News & Events

Life Under the Ice

(Phenology Happenings by Diane De Luca)

The Deering Wildlife Sanctuary is rich in wetlands: ponds, marshes, wet meadows, forested swamps. Winding streams connect many of these water bodies across the sanctuary. During several months of the year these wetlands are alive with sound, movement, and color. January cold brings a frozen landscape, quiet and subtle. It also allows exploration of areas that are not easily accessed when the water is open, as in treks to look more closely at the leatherleaf mats that stretch across the middle of Black Fox Pond, or the opportunity to clean out and examine the contents of the many wood duck boxes. The frozen egg fragments are reminders of these colorful ducks that glide among the fallen logs in spring.

Frozen edges at the Deering Wildlife Sanctuary, by Diane De Luca.

Although the wood ducks can move to open water, many of the creatures that live in these wetlands are still here, under the ice. What are they doing to survive? As I gaze at Gray Tree Frog Pond covered in snow and ice, I think of the painted turtles that are so evident atop the partly submerged logs and protruding rocks as soon as the ice melts. A cold-blooded reptile, the painted turtle regulates temperature through its environment. During the colder months they hibernate underwater, buried in the mud to protect themselves from freezing. The cold water lowers their metabolism and need for oxygen. Instead of breathing through lungs, they must now extract oxygen from the pond water moving across exposed body membranes.

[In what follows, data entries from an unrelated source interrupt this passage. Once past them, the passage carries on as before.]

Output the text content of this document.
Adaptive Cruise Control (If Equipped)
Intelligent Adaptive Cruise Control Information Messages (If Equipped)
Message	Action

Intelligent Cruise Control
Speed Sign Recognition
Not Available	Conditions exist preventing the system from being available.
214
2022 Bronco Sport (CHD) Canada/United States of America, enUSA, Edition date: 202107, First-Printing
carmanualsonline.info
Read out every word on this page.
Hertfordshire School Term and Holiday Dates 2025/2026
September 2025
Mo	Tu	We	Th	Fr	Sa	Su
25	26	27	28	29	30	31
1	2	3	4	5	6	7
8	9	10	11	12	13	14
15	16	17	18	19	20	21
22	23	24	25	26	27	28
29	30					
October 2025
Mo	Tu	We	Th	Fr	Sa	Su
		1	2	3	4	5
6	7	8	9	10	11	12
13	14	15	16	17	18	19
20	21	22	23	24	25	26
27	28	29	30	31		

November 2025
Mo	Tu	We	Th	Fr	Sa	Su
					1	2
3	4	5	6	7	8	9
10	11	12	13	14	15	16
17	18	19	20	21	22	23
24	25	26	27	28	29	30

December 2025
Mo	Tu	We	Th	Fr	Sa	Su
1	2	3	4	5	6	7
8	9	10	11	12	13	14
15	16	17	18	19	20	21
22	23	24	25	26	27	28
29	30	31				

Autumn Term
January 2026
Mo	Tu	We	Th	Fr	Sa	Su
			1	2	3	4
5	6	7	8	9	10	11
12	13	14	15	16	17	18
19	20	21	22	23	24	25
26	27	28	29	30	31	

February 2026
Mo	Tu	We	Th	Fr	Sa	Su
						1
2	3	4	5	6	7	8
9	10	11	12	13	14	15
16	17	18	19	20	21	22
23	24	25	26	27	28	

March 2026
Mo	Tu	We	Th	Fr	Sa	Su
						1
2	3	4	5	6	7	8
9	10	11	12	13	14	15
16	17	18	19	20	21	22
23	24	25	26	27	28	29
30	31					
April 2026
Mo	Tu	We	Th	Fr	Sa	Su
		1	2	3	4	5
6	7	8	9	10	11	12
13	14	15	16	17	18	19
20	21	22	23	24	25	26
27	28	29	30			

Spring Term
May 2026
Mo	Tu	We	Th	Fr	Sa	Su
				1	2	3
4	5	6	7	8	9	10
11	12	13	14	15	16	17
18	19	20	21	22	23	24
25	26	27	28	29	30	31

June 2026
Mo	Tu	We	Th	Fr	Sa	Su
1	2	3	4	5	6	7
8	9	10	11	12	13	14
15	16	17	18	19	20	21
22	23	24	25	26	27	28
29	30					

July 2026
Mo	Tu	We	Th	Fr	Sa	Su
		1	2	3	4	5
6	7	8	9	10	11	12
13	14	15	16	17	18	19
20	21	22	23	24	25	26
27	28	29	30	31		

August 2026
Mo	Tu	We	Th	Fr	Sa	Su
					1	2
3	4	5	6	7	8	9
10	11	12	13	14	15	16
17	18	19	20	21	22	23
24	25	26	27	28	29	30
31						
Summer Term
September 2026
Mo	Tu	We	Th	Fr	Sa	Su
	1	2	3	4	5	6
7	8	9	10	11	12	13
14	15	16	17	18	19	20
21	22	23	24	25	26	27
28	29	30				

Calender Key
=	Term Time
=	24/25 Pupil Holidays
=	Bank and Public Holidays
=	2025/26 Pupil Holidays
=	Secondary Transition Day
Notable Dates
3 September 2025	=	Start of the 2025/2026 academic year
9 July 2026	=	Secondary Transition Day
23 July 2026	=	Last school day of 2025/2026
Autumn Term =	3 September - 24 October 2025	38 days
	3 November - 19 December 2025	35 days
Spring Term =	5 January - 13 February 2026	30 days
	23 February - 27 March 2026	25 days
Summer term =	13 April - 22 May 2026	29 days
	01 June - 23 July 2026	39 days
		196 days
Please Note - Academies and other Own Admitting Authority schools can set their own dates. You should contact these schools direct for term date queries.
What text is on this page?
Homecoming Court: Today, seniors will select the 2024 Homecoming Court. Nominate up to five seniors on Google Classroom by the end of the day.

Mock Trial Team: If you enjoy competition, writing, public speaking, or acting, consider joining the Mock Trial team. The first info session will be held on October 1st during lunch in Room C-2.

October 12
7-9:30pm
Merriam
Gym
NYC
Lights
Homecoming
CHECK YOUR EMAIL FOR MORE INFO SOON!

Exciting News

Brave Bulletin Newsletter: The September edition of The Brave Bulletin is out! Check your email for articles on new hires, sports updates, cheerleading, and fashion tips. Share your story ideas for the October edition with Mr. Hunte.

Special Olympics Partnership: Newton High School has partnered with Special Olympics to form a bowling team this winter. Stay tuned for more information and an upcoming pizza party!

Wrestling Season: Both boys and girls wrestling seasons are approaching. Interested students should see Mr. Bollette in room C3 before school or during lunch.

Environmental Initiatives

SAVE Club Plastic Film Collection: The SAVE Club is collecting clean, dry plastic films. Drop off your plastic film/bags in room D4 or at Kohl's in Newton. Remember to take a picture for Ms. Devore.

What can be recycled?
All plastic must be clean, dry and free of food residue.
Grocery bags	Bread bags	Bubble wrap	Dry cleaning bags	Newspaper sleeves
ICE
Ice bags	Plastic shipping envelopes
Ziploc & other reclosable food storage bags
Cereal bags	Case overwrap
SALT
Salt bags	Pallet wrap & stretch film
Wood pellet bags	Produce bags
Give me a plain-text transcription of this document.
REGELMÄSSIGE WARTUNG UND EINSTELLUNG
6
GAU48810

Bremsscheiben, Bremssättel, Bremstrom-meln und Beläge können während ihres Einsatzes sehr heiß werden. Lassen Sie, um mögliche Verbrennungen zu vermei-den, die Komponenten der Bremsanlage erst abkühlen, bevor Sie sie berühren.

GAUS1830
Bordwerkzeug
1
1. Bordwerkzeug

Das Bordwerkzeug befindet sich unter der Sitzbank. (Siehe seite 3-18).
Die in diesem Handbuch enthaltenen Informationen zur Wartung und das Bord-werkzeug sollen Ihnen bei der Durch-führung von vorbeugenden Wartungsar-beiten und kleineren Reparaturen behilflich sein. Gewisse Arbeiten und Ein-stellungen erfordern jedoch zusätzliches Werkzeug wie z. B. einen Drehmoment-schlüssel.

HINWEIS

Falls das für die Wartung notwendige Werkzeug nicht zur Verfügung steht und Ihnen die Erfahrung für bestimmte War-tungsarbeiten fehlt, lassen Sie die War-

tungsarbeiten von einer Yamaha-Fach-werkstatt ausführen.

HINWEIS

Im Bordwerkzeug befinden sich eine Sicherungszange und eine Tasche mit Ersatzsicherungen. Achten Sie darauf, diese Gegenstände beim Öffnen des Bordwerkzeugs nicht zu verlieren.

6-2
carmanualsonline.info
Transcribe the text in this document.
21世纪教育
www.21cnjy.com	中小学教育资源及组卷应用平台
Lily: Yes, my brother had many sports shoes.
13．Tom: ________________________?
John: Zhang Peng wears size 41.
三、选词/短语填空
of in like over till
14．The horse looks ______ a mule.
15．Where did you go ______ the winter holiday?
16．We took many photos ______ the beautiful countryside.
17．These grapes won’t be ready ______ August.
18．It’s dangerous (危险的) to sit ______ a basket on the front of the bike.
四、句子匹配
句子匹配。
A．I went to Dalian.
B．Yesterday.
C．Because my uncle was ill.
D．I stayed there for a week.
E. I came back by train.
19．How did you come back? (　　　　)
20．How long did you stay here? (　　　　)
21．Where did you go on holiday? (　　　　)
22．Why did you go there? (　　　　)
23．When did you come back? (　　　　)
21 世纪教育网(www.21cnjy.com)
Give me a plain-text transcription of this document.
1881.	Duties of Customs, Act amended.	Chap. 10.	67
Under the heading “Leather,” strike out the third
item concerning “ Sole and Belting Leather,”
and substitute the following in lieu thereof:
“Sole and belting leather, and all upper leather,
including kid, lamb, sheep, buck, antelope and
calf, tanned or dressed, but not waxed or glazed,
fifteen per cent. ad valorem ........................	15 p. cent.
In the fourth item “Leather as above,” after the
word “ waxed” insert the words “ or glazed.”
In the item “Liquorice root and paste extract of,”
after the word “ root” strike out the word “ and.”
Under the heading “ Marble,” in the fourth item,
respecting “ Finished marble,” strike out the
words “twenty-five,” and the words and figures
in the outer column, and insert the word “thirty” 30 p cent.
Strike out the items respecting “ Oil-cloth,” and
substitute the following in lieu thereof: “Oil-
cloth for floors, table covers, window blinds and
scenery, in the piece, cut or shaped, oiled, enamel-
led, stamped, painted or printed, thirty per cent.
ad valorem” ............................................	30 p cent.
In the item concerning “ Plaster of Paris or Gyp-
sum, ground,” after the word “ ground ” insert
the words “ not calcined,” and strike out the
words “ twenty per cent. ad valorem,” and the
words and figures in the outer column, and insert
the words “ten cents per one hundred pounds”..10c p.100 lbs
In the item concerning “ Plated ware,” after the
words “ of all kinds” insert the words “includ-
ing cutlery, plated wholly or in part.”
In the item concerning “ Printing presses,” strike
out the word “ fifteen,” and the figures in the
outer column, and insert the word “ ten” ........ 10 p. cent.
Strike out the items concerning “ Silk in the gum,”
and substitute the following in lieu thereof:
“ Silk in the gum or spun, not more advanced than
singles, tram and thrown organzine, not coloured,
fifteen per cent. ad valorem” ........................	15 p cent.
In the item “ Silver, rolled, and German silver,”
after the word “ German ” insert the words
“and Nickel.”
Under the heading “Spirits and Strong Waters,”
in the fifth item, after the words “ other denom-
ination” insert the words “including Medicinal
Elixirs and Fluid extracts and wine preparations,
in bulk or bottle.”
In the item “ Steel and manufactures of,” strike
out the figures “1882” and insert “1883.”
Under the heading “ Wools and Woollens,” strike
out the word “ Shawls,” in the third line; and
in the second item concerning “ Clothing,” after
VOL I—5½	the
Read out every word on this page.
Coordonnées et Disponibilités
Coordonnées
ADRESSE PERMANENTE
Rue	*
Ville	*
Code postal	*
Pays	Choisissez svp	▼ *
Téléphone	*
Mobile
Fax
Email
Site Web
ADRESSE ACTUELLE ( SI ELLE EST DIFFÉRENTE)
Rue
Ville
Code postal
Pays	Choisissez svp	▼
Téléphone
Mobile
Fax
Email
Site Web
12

An additional adaptation allows the painted turtle to use the calcium in their shells to balance the acidity that results from low oxygen. Warm weather and ice breakup will eventually bring the painted turtle out of hibernation so they can warm themselves by basking in the spring sun.

Green Frog, by Diane De Luca.

Overwintering frogs paint another story of life under the ice. Green frogs are a common aquatic frog whose loud banjo-string call reverberates across the Deering wetlands during the breeding season. They are often seen with their heads just above the surface of the water within close proximity of the shoreline. Green frogs, like the painted turtle, are cold-blooded and take on the temperature of their environment. Unlike the painted turtle, they do not bury themselves but spend most of the winter lying on top of the mud. They do not have the advantage of a shell and must remain in the oxygen rich water. They can, however, partially freeze and survive with up to 70% of the fluid in their body frozen. The cold prompts changes in their physiology and a high concentration of glucose is produced in the vital organs and prevents them from freezing. A natural antifreeze!

There are many more stories to be told of the life under the ice. A reminder that there is still much activity in the quiet of winter landscapes.